I don’t have any of the exact paperwork or schematics on them, but the amount
of energy inside of a CESU is huge. If I screw up… I don't want to think about
it. I'm working on estimates anyway. They could be wrong.
And I have to find two. The one I had on me when I woke up
is a ways off from the house. Have it set up with a tripwire. A million things
could go wrong with it, but if it works out, I'll have a good thirty seconds'
notice to get away.
I'll be completely unprotected at that point, too. Not
something I'm hoping for, but it's better than the alternative. You know,
death. So I'd rather find two. Something to work on and something to work with.
Hopefully not something powerful. Don't want to rupture whatever's in there.
But I'd rather have the one I work with strong enough to make somebody else
stumble, if necessary. A delicate balance. I don't know that I'll be able to
find it.
It might be easier if I could sleep better. Ever since I
left, I've been on edge. Any little noise or light wakes me up. I'm lucky to
get a few hours. And those few hours are normally filled with nightmares. Tina
dying. Susan finding me. My own damn curiosity getting me blown up or burned to
death. I've been way too tired lately. So I'd rather find the other CESUs soon.
I don't know how many more nights I'll be lucid enough to comfortably do the
kind of precision work I'll end up needing to do.
ENTRY END
JOURNAL 02CHRISTINA
ENTRY 005
DATE: 3/5/2074
I've come to a decision. Probably get my stupid ass killed
in the process, but Julia needs protecting, and I'm here. So I'm doing it. I
can't tell her about it, but I'm doing it. I just don't want her getting hurt.
She's teaching me to cook. If I make it out of this in one
piece, I guess I'll actually be able to fend for myself. Hopefully I can get my
food bills down. Restaurants and prepackaged dinners aren't really
cost-effective. I always knew that, but I didn't think I could cook. Actually,
I knew I couldn't. Now I can… sort of.
Let's just hope that I actually get the chance to put this
all to use. But then, if I do, that means Julia didn't survive. Either way, I
failed. Which one is worse?
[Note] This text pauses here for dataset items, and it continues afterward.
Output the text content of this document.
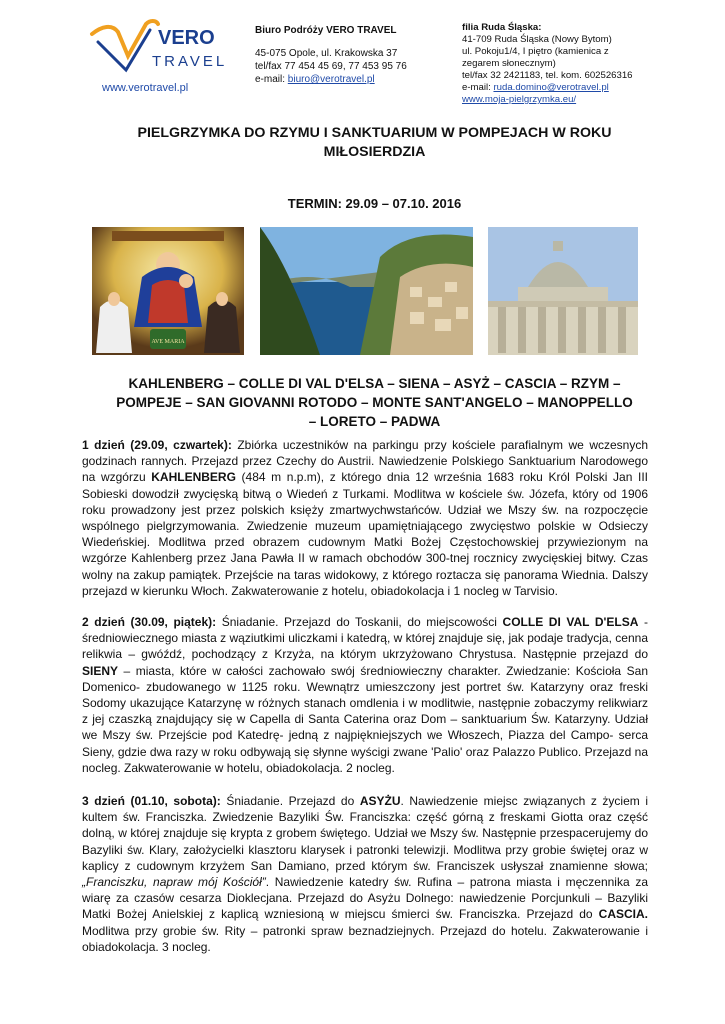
VERO
TRAVEL
www.verotravel.pl
Biuro Podróży VERO TRAVEL
45-075 Opole, ul. Krakowska 37
tel/fax 77 454 45 69, 77 453 95 76
e-mail: biuro@verotravel.pl
filia Ruda Śląska:
41-709 Ruda Śląska (Nowy Bytom)
ul. Pokoju1/4, I piętro (kamienica z
zegarem słonecznym)
tel/fax 32 2421183, tel. kom. 602526316
e-mail: ruda.domino@verotravel.pl
www.moja-pielgrzymka.eu/
PIELGRZYMKA DO RZYMU I SANKTUARIUM W POMPEJACH W ROKU
MIŁOSIERDZIA
TERMIN: 29.09 – 07.10. 2016
AVE MARIA
KAHLENBERG – COLLE DI VAL D'ELSA – SIENA – ASYŻ – CASCIA – RZYM –
POMPEJE – SAN GIOVANNI ROTODO – MONTE SANT'ANGELO – MANOPPELLO
– LORETO – PADWA
1 dzień (29.09, czwartek): Zbiórka uczestników na parkingu przy kościele parafialnym we wczesnych godzinach rannych. Przejazd przez Czechy do Austrii. Nawiedzenie Polskiego Sanktuarium Narodowego na wzgórzu KAHLENBERG (484 m n.p.m), z którego dnia 12 września 1683 roku Król Polski Jan III Sobieski dowodził zwycięską bitwą o Wiedeń z Turkami. Modlitwa w kościele św. Józefa, który od 1906 roku prowadzony jest przez polskich księży zmartwychwstańców. Udział we Mszy św. na rozpoczęcie wspólnego pielgrzymowania. Zwiedzenie muzeum upamiętniającego zwycięstwo polskie w Odsieczy Wiedeńskiej. Modlitwa przed obrazem cudownym Matki Bożej Częstochowskiej przywiezionym na wzgórze Kahlenberg przez Jana Pawła II w ramach obchodów 300-tnej rocznicy zwycięskiej bitwy. Czas wolny na zakup pamiątek. Przejście na taras widokowy, z którego roztacza się panorama Wiednia. Dalszy przejazd w kierunku Włoch. Zakwaterowanie z hotelu, obiadokolacja i 1 nocleg w Tarvisio.
2 dzień (30.09, piątek): Śniadanie. Przejazd do Toskanii, do miejscowości COLLE DI VAL D'ELSA - średniowiecznego miasta z wąziutkimi uliczkami i katedrą, w której znajduje się, jak podaje tradycja, cenna relikwia – gwóźdź, pochodzący z Krzyża, na którym ukrzyżowano Chrystusa. Następnie przejazd do SIENY – miasta, które w całości zachowało swój średniowieczny charakter. Zwiedzanie: Kościoła San Domenico- zbudowanego w 1125 roku. Wewnątrz umieszczony jest portret św. Katarzyny oraz freski Sodomy ukazujące Katarzynę w różnych stanach omdlenia i w modlitwie, następnie zobaczymy relikwiarz z jej czaszką znajdujący się w Capella di Santa Caterina oraz Dom – sanktuarium Św. Katarzyny. Udział we Mszy św. Przejście pod Katedrę- jedną z najpiękniejszych we Włoszech, Piazza del Campo- serca Sieny, gdzie dwa razy w roku odbywają się słynne wyścigi zwane 'Palio' oraz Palazzo Publico. Przejazd na nocleg. Zakwaterowanie w hotelu, obiadokolacja. 2 nocleg.
3 dzień (01.10, sobota): Śniadanie. Przejazd do ASYŻU. Nawiedzenie miejsc związanych z życiem i kultem św. Franciszka. Zwiedzenie Bazyliki Św. Franciszka: część górną z freskami Giotta oraz część dolną, w której znajduje się krypta z grobem świętego. Udział we Mszy św. Następnie przespacerujemy do Bazyliki św. Klary, założycielki klasztoru klarysek i patronki telewizji. Modlitwa przy grobie świętej oraz w kaplicy z cudownym krzyżem San Damiano, przed którym św. Franciszek usłyszał znamienne słowa; „Franciszku, napraw mój Kościół”. Nawiedzenie katedry św. Rufina – patrona miasta i męczennika za wiarę za czasów cesarza Dioklecjana. Przejazd do Asyżu Dolnego: nawiedzenie Porcjunkuli – Bazyliki Matki Bożej Anielskiej z kaplicą wzniesioną w miejscu śmierci św. Franciszka. Przejazd do CASCIA. Modlitwa przy grobie św. Rity – patronki spraw beznadziejnych. Przejazd do hotelu. Zakwaterowanie i obiadokolacja. 3 nocleg.
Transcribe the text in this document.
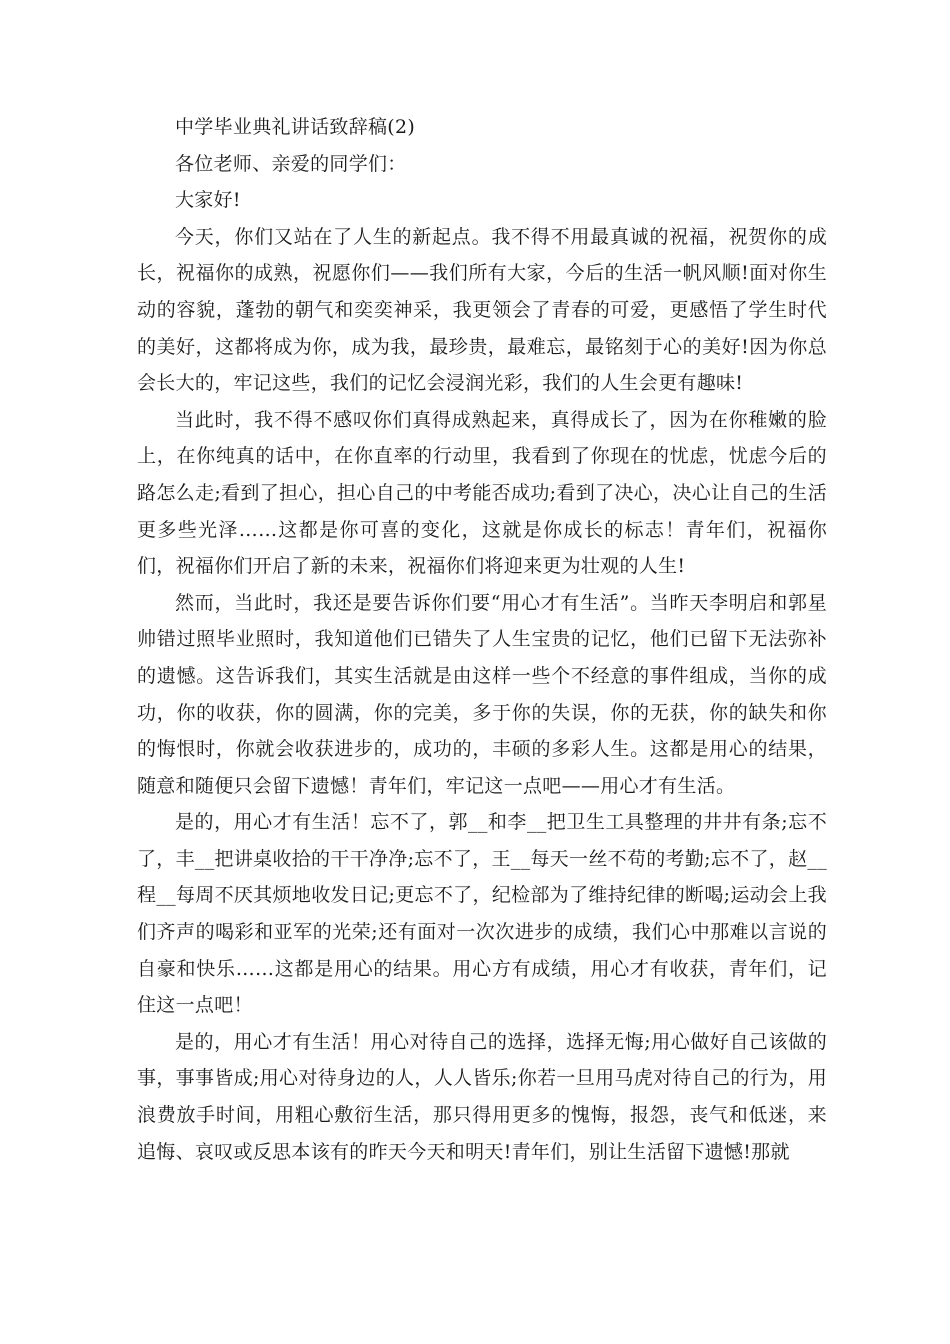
中学毕业典礼讲话致辞稿(2)

各位老师、亲爱的同学们：

大家好!

今天，你们又站在了人生的新起点。我不得不用最真诚的祝福，祝贺你的成长，祝福你的成熟，祝愿你们——我们所有大家，今后的生活一帆风顺!面对你生动的容貌，蓬勃的朝气和奕奕神采，我更领会了青春的可爱，更感悟了学生时代的美好，这都将成为你，成为我，最珍贵，最难忘，最铭刻于心的美好!因为你总会长大的，牢记这些，我们的记忆会浸润光彩，我们的人生会更有趣味!

当此时，我不得不感叹你们真得成熟起来，真得成长了，因为在你稚嫩的脸上，在你纯真的话中，在你直率的行动里，我看到了你现在的忧虑，忧虑今后的路怎么走;看到了担心，担心自己的中考能否成功;看到了决心，决心让自己的生活更多些光泽……这都是你可喜的变化，这就是你成长的标志！青年们，祝福你们，祝福你们开启了新的未来，祝福你们将迎来更为壮观的人生!

然而，当此时，我还是要告诉你们要“用心才有生活”。当昨天李明启和郭星帅错过照毕业照时，我知道他们已错失了人生宝贵的记忆，他们已留下无法弥补的遗憾。这告诉我们，其实生活就是由这样一些个不经意的事件组成，当你的成功，你的收获，你的圆满，你的完美，多于你的失误，你的无获，你的缺失和你的悔恨时，你就会收获进步的，成功的，丰硕的多彩人生。这都是用心的结果，随意和随便只会留下遗憾！青年们，牢记这一点吧——用心才有生活。

是的，用心才有生活！忘不了，郭__和李__把卫生工具整理的井井有条;忘不了，丰__把讲桌收拾的干干净净;忘不了，王__每天一丝不苟的考勤;忘不了，赵__程__每周不厌其烦地收发日记;更忘不了，纪检部为了维持纪律的断喝;运动会上我们齐声的喝彩和亚军的光荣;还有面对一次次进步的成绩，我们心中那难以言说的自豪和快乐……这都是用心的结果。用心方有成绩，用心才有收获，青年们，记住这一点吧！

是的，用心才有生活！用心对待自己的选择，选择无悔;用心做好自己该做的事，事事皆成;用心对待身边的人，人人皆乐;你若一旦用马虎对待自己的行为，用浪费放手时间，用粗心敷衍生活，那只得用更多的愧悔，报怨，丧气和低迷，来追悔、哀叹或反思本该有的昨天今天和明天!青年们，别让生活留下遗憾!那就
I don't know for sure. Depends on the day. Depends
on the time of day, I guess.
Right now, the best option is Julia surviving. I guess I'll
see what the verdict is tonight, when I don't sleep again. The past couple days
haven't been good for me. Exhaustion. This whole thing's been keeping me up.
But I can't manage to give up and leave. I just can't.